Age, particularly youth, is an effective mitigating factor and this is recognised in section 96(2) of the Child Act 2001 that a child aged 14 or above shall not be imprisoned if they can be suitably dealt with in any other way. However, where circumstances so warrant, the court would disregard the age of the offender particularly where the nature of the crime requires the dare, the dash and the defiance of youth in its commission Teh Ah Cheng [1976] 2 MLJ 186. Old age on the other hand is not a mitigating factor because if old age is accepted as an ingredient to light sentence, the court will give the wrong description to the public that old people are given special treatment if found guilty and by right, old age should make one more mature in taking power and experience Yahya Salaman [2006] 2 MLJ 475.

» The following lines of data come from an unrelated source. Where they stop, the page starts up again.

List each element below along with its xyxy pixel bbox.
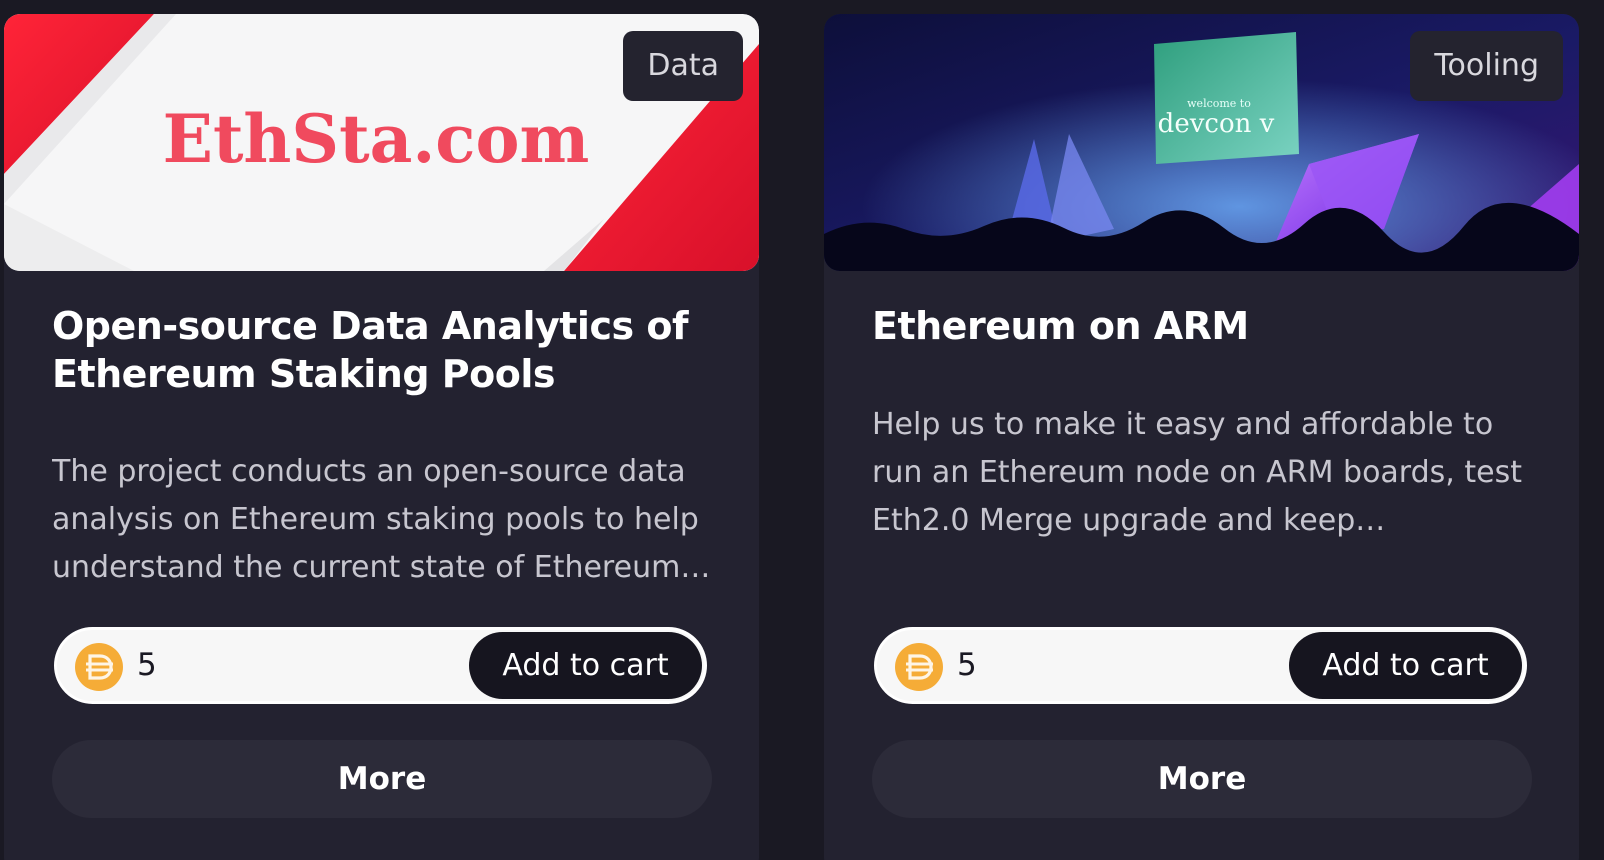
dai-coin-icon [895,643,943,691]
svg-text:devcon v: devcon v [1158,109,1275,139]
project-title: Ethereum on ARM [872,304,1249,348]
project-description: The project conducts an open-source data… [52,454,699,585]
project-title: Open-source Data Analytics of Ethereum S… [52,304,688,396]
price-bar: 5 Add to cart [874,627,1527,704]
add-to-cart-button[interactable]: Add to cart [469,632,702,699]
price-bar: 5 Add to cart [54,627,707,704]
category-badge: Data [623,31,743,101]
project-banner: welcome to devcon v Tooling [824,14,1579,271]
category-badge: Tooling [1410,31,1563,101]
price-value: 5 [137,647,157,683]
price-value: 5 [957,647,977,683]
project-card: EthSta.com Data Open-source Data Analyti… [4,14,759,860]
project-banner: EthSta.com Data [4,14,759,271]
more-button[interactable]: More [872,740,1532,818]
svg-text:EthSta.com: EthSta.com [163,100,590,178]
project-card: welcome to devcon v Tooling Ethereum on … [824,14,1579,860]
add-to-cart-button[interactable]: Add to cart [1289,632,1522,699]
project-grid: EthSta.com Data Open-source Data Analyti… [0,0,1604,860]
project-description: Help us to make it easy and affordable t… [872,407,1522,538]
dai-coin-icon [75,643,123,691]
more-button[interactable]: More [52,740,712,818]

The fact the accused is a first offender is a consideration for leniency and provision is recognized in sec 173(a) and 294 that the court may proceed to buy over an offender because of his antecedence or that he is a first offender Winston Raja [1999] 1 CLJ 315. However the fact that the accused has a clean record may not necessarily operate as a factor in mitigation where there are no mitigation factors in the circumstances of the offence as in the cases of Garner [1973] 1 MLJ 106 and Leo Say [1985] 2 CLJ 155.

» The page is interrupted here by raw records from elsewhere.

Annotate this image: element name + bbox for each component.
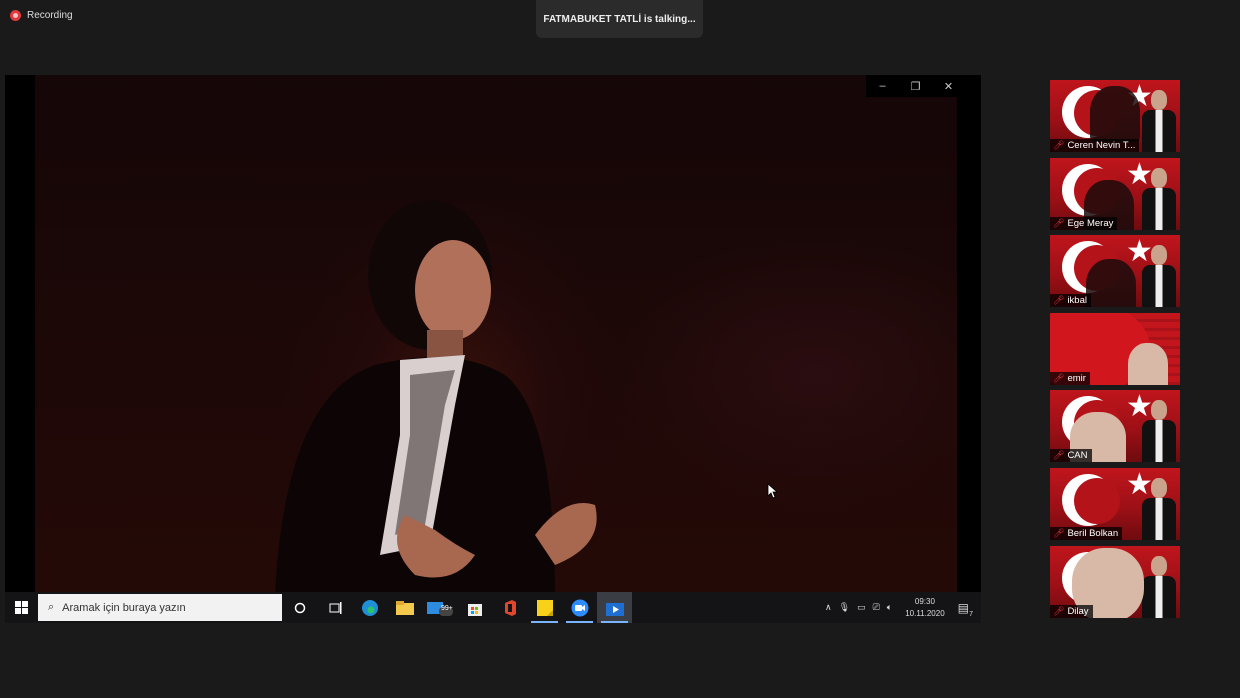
search-placeholder: Aramak için buraya yazın (62, 601, 186, 614)
volume-icon[interactable]: 🔈︎ (887, 602, 892, 613)
battery-icon[interactable]: ▭ (857, 602, 866, 613)
participant-name: emir (1067, 372, 1086, 384)
recording-indicator: Recording (10, 10, 73, 21)
muted-mic-icon: 🎤︎ (1053, 527, 1065, 538)
record-icon (10, 10, 21, 21)
restore-button[interactable]: ❐ (899, 75, 932, 97)
participant-tile[interactable]: 🎤︎ Dilay (1050, 545, 1180, 618)
participant-name: CAN (1067, 450, 1088, 462)
shared-screen: – ❐ ✕ ⌕ Aramak için buraya yazın 99+ ∧ 🎙… (5, 75, 981, 623)
participant-tile[interactable]: ★ 🎤︎ Ceren Nevin T... (1050, 80, 1180, 152)
window-controls: – ❐ ✕ (866, 75, 965, 97)
taskbar-search-box[interactable]: ⌕ Aramak için buraya yazın (38, 594, 282, 621)
participant-gallery: ★ 🎤︎ Ceren Nevin T... ★ 🎤︎ Ege Meray ★ 🎤… (1050, 80, 1180, 623)
taskbar-zoom[interactable] (562, 592, 597, 623)
store-icon (467, 603, 482, 616)
folder-icon (395, 600, 414, 615)
participant-tile[interactable]: ★ 🎤︎ CAN (1050, 390, 1180, 463)
network-icon[interactable]: ⎚ (873, 602, 880, 613)
participant-label: 🎤︎ emir (1050, 371, 1090, 385)
muted-mic-icon: 🎤︎ (1053, 605, 1065, 616)
muted-mic-icon: 🎤︎ (1053, 217, 1065, 228)
muted-mic-icon: 🎤︎ (1053, 295, 1065, 306)
chevron-up-icon[interactable]: ∧ (825, 602, 832, 613)
search-icon: ⌕ (48, 601, 55, 613)
clock-time: 09:30 (914, 596, 935, 606)
cortana-button[interactable] (282, 592, 317, 623)
start-button[interactable] (5, 592, 38, 623)
system-tray: ∧ 🎙︎ ▭ ⎚ 🔈︎ 09:30 10.11.2020 ▤ 7 (825, 592, 973, 623)
participant-label: 🎤︎ Ceren Nevin T... (1050, 139, 1140, 152)
task-view-icon (329, 601, 341, 614)
participant-tile[interactable]: 🎤︎ emir (1050, 312, 1180, 385)
notification-center-icon[interactable]: ▤ 7 (958, 601, 973, 618)
mail-badge: 99+ (441, 605, 453, 612)
windows-taskbar: ⌕ Aramak için buraya yazın 99+ ∧ 🎙︎ ▭ ⎚ … (5, 592, 981, 623)
minimize-button[interactable]: – (866, 75, 899, 97)
office-icon (504, 599, 516, 616)
taskbar-sticky-notes[interactable] (527, 592, 562, 623)
participant-name: Beril Bolkan (1067, 527, 1119, 539)
participant-tile[interactable]: ★ 🎤︎ ikbal (1050, 235, 1180, 308)
taskbar-store[interactable] (457, 592, 492, 623)
taskbar-mail[interactable]: 99+ (422, 592, 457, 623)
participant-tile[interactable]: ★ 🎤︎ Ege Meray (1050, 157, 1180, 230)
clock[interactable]: 09:30 10.11.2020 (905, 596, 944, 620)
muted-mic-icon: 🎤︎ (1053, 450, 1065, 461)
cortana-icon (294, 602, 305, 613)
participant-label: 🎤︎ ikbal (1050, 294, 1091, 308)
close-button[interactable]: ✕ (932, 75, 965, 97)
windows-logo-icon (15, 601, 28, 614)
edge-browser-icon (361, 599, 378, 616)
video-frame (35, 75, 957, 595)
microphone-icon[interactable]: 🎙︎ (839, 602, 850, 613)
clock-date: 10.11.2020 (905, 608, 945, 618)
participant-label: 🎤︎ Beril Bolkan (1050, 526, 1123, 540)
participant-name: Dilay (1067, 605, 1089, 617)
mouse-cursor-icon (767, 483, 777, 499)
taskbar-file-explorer[interactable] (387, 592, 422, 623)
taskbar-office[interactable] (492, 592, 527, 623)
participant-label: 🎤︎ CAN (1050, 449, 1092, 463)
participant-name: Ceren Nevin T... (1067, 140, 1136, 151)
active-speaker-banner: FATMABUKET TATLİ is talking... (536, 0, 703, 38)
participant-tile[interactable]: ★ 🎤︎ Beril Bolkan (1050, 467, 1180, 540)
participant-label: 🎤︎ Dilay (1050, 604, 1093, 618)
taskbar-edge[interactable] (352, 592, 387, 623)
taskbar-movies[interactable] (597, 592, 632, 623)
recording-label: Recording (27, 10, 73, 21)
muted-mic-icon: 🎤︎ (1053, 140, 1065, 150)
zoom-icon (571, 599, 588, 616)
muted-mic-icon: 🎤︎ (1053, 372, 1065, 383)
task-view-button[interactable] (317, 592, 352, 623)
sticky-notes-icon (536, 599, 553, 616)
speaker-figure (275, 200, 597, 595)
participant-label: 🎤︎ Ege Meray (1050, 216, 1118, 230)
participant-name: ikbal (1067, 295, 1087, 307)
participant-name: Ege Meray (1067, 217, 1114, 229)
notification-count: 7 (969, 610, 973, 618)
movies-tv-icon (605, 602, 624, 616)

The view of the courts in relation to family hardship is that the accused is pleading hardship from the consequences of his own conduct and he should not expect to excite or harness any sympathy by taking the stance of a youth to kill his parents and then pleases in mitigation he is an orphan. Teh Ah Cheng [1976] 2 MLJ 186. However family difficulties have been recognized and given consideration in Mohd Hashim [1961] MLJ 11. The position of family hardship may be encapsulated in what was said in Amir Hamzah [2003] 3 AMR 626. The effect of the conviction on the accused’s family does not automatically become a mitigating factor. The accused cannot be allowed to commit offences only to hide behind the possible repercussions of a lengthy custodial sentence on his family to lighten the sentence imposed. The needs of the accused are far outweighed by issues of public interest.

A valid factor in mitigation is whether the accused regrets what he has done. There are many ways to show regret such as by cooperating in the investigations, pleading guilty and making amends with the victim of the crime such as paying of compensation. Kasavan Seenderan [1999] 1 CLJ 347. Restitution of property would also attract a lenient sentence Loo Cheng Hock [1988] 1 MLJ 316.

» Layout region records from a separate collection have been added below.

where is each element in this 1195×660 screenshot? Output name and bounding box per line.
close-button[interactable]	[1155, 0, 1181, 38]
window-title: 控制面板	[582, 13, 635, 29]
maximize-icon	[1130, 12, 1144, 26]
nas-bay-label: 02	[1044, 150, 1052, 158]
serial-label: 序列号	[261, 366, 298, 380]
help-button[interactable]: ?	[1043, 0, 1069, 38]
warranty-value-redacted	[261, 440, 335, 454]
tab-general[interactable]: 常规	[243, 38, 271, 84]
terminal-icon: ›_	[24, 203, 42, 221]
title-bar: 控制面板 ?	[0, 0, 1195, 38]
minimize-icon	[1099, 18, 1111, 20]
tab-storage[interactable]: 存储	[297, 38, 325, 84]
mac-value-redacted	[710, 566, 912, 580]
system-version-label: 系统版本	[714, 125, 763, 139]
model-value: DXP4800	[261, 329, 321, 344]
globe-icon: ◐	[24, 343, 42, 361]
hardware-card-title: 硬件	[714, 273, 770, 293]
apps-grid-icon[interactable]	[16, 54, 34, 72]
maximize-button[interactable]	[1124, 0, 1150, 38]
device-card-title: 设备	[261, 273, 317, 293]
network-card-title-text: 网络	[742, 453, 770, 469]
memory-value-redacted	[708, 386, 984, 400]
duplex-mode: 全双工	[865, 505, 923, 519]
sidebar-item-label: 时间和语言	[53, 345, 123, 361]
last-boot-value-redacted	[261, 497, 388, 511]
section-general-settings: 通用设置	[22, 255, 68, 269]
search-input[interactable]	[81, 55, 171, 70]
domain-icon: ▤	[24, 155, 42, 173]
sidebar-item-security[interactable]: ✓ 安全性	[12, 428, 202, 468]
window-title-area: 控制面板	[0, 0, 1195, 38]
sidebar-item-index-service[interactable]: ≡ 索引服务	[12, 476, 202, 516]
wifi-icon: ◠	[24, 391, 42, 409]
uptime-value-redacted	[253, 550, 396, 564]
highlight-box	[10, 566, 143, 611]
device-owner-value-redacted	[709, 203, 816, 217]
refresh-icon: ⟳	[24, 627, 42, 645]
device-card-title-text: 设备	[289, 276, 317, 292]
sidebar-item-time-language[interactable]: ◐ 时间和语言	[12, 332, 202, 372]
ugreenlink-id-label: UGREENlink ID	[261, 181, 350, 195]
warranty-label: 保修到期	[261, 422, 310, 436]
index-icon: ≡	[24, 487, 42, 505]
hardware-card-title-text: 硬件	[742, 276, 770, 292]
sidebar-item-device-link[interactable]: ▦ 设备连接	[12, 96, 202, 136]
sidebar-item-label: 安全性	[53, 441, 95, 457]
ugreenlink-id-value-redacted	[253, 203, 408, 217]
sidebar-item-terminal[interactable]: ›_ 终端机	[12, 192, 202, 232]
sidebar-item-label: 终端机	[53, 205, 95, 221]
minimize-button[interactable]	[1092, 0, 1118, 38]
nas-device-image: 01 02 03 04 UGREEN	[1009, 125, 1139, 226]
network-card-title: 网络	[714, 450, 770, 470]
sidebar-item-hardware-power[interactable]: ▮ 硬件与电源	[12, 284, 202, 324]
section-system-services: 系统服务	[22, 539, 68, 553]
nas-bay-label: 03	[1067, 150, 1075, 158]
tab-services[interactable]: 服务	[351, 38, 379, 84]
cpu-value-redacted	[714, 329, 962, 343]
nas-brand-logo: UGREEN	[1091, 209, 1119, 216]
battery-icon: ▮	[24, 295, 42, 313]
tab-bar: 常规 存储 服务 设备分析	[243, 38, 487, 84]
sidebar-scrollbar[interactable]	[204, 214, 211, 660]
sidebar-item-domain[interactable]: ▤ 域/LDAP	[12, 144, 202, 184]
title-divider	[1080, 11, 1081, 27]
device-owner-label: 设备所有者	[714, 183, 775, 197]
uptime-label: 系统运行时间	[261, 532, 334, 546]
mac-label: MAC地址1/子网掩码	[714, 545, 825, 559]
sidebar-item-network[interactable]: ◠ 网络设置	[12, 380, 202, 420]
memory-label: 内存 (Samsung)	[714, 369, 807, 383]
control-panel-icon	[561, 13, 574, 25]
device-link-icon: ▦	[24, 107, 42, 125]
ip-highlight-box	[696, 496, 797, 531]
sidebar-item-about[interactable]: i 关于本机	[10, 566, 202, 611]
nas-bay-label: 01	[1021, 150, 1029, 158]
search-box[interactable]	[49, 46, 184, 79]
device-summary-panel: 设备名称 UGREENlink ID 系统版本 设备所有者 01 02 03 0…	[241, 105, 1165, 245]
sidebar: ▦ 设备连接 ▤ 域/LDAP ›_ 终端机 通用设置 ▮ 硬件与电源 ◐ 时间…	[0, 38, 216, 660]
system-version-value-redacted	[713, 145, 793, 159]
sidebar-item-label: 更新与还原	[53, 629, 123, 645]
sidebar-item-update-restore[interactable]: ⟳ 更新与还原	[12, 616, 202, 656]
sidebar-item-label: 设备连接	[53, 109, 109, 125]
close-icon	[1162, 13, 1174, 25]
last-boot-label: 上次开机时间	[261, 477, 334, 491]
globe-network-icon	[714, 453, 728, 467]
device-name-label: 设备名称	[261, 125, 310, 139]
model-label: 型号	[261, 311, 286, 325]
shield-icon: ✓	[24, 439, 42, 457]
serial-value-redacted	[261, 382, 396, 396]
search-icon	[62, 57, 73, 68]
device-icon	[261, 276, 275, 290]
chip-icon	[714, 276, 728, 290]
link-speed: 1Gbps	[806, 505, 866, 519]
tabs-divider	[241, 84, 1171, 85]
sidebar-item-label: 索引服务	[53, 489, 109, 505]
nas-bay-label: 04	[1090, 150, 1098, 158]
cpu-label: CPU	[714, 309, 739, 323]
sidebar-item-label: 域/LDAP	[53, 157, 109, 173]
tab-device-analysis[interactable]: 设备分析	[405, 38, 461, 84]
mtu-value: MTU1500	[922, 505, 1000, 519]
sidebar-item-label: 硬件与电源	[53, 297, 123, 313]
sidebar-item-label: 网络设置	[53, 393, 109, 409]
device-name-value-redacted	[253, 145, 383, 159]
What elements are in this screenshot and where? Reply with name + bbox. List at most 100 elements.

A person conviction suffers not only from loss of employment. He carries the stigma of being a convicted person and in assessing sentence, the court considers these factors a substantial part of the punishment. Vijaya Raj [1981] 1 MLJ 43. However these considerations was disregarded by the court in Datuk Haji Harun [1978] 1 MLJ 240 because of the impact on members of the bank who were poor people from rural areas and who expected their leaders not to touch their money entrusted to his care.

Health is another valid consideration and it was considered in the cases of Tay Chuan Beng [1989] 1 MLJ 403 and Dato Nala Karuppan [1999] 2 CLJ 59 but it was not considered in Liew Kim Yong [1989] 3 MLJ 323 who appealed not to be imposed whipping as part of the punishment for an offence of rape on the grounds that he was allergic to painkilling drugs consequential to the whipping.